Secondary instabilities in the shear layer of a compressible jet over a convex wall

The compressible jet over a convex wall is numerically studied using the delayed detached-eddy simulation method based on the two-equation shear-stress transport model. In particular, the current study focuses on the secondary instabilities in the shear layer. The results show that the alternating high-speed and low-speed streaks in the shear layer induced by the streamwise vortices exhibit secondary instabilities similar to those found in other wall-bounded flows. The varicose mode secondary instability induces the thinning and thickening motions of the low-speed regions, whereas the sinuous mode leads to the side-to-side sway motions. The hairpin vortices and the counter-rotating roll-mode, which are often associated with the symmetric (varicose-type) mode, are dominated in the transient stage of the shear layer.

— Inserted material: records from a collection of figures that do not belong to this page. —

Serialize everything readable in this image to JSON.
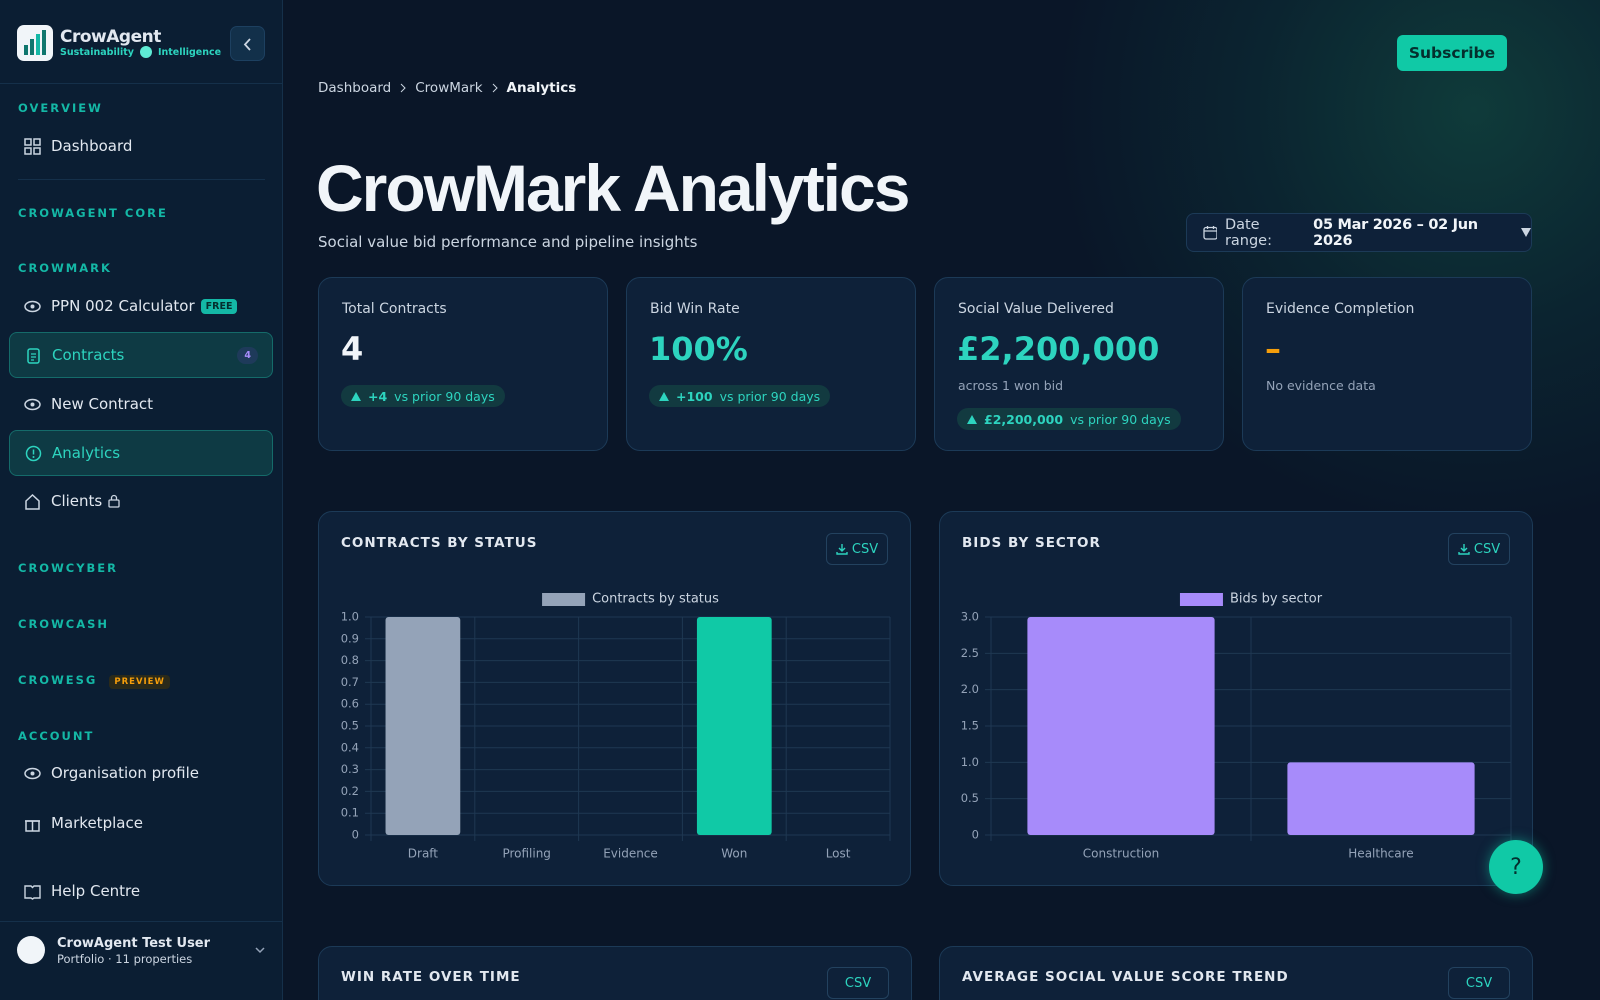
{
  "sidebar": {
    "brand": "CrowAgent",
    "tagline_left": "Sustainability",
    "tagline_right": "Intelligence",
    "overview": "OVERVIEW",
    "dashboard": "Dashboard",
    "core": "CROWAGENT CORE",
    "crowmark": "CROWMARK",
    "items": [
      {
        "label": "PPN 002 Calculator",
        "badge": "FREE"
      },
      {
        "label": "Contracts",
        "badge": 4
      },
      {
        "label": "New Contract"
      },
      {
        "label": "Analytics"
      },
      {
        "label": "Clients"
      }
    ],
    "crowcyber": "CROWCYBER",
    "crowcash": "CROWCASH",
    "crowesg": "CROWESG",
    "crowesg_badge": "PREVIEW",
    "account": "ACCOUNT",
    "account_items": [
      "Organisation profile",
      "Marketplace"
    ],
    "help": "Help Centre",
    "user": {
      "name": "CrowAgent Test User",
      "detail": "Portfolio · 11 properties"
    }
  },
  "header": {
    "subscribe": "Subscribe",
    "breadcrumb": [
      "Dashboard",
      "CrowMark",
      "Analytics"
    ],
    "title": "CrowMark Analytics",
    "subtitle": "Social value bid performance and pipeline insights",
    "date_range": {
      "label": "Date range:",
      "value": "05 Mar 2026 – 02 Jun 2026"
    }
  },
  "kpis": [
    {
      "label": "Total Contracts",
      "value": "4",
      "delta": "+4",
      "delta_text": "vs prior 90 days"
    },
    {
      "label": "Bid Win Rate",
      "value": "100%",
      "delta": "+100",
      "delta_text": "vs prior 90 days"
    },
    {
      "label": "Social Value Delivered",
      "value": "£2,200,000",
      "note": "across 1 won bid",
      "delta": "£2,200,000",
      "delta_text": "vs prior 90 days"
    },
    {
      "label": "Evidence Completion",
      "value": "–",
      "note": "No evidence data"
    }
  ],
  "chart_actions": [
    "CSV",
    "CSV",
    "CSV",
    "CSV"
  ],
  "chart_data": [
    {
      "type": "bar",
      "title": "CONTRACTS BY STATUS",
      "categories": [
        "Draft",
        "Profiling",
        "Evidence",
        "Won",
        "Lost"
      ],
      "series": [
        {
          "name": "Contracts by status",
          "color": "#94a3b8",
          "values": [
            1,
            0,
            0,
            1,
            0
          ],
          "bar_colors": [
            "#94a3b8",
            "#94a3b8",
            "#94a3b8",
            "#10c9a6",
            "#94a3b8"
          ]
        }
      ],
      "ylim": [
        0,
        1
      ],
      "yticks": [
        0,
        0.1,
        0.2,
        0.3,
        0.4,
        0.5,
        0.6,
        0.7,
        0.8,
        0.9,
        {
          "value": 1,
          "label": "1.0"
        }
      ],
      "grid": true
    },
    {
      "type": "bar",
      "title": "BIDS BY SECTOR",
      "categories": [
        "Construction",
        "Healthcare"
      ],
      "series": [
        {
          "name": "Bids by sector",
          "color": "#a78bfa",
          "values": [
            3,
            1
          ],
          "bar_colors": [
            "#a78bfa",
            "#a78bfa"
          ]
        }
      ],
      "ylim": [
        0,
        3
      ],
      "yticks": [
        0,
        0.5,
        {
          "value": 1,
          "label": "1.0"
        },
        1.5,
        {
          "value": 2,
          "label": "2.0"
        },
        2.5,
        {
          "value": 3,
          "label": "3.0"
        }
      ],
      "grid": true
    }
  ],
  "lower_cards": [
    "WIN RATE OVER TIME",
    "AVERAGE SOCIAL VALUE SCORE TREND"
  ],
  "help_button": "?"
}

However, as the shear layer evolves downstream, there still appear one-sided roll-modes and quasistreamwise vortices with vorticity of alternate sign produced by the spanwise overlapping of the hairpin vortex legs, which are well known to be related to the antisymmetric (sinuous-type) mode. Further, the dynamic mode decomposition analysis performed on the spanwise velocity fluctuation of the instantaneous snapshots reveals the presence of both sinuous- and varicose-type secondary instabilities, as well as their competitions, in the shear layer. Quantitatively, from θ=25∘ to θ=45∘, the proportion of the varicose mode decreases from 84.4% to 50.6%, and accordingly, the sinuous mode increases from 15.6% to 49.4%. The analysis of the turbulent kinetic energy production terms reveals that both varicose and sinuous modes are influenced by the radial and spanwise shear components of the turbulent energy production term, and they are in the same order of magnitude. Additionally, the mechanism of the instability is due to the velocity fluctuations and Reynolds stress parallel to the local mean flow gradient. The local inflection point instability caused by the mean flow gradient is also the source of turbulent energy that sustains the instabilities.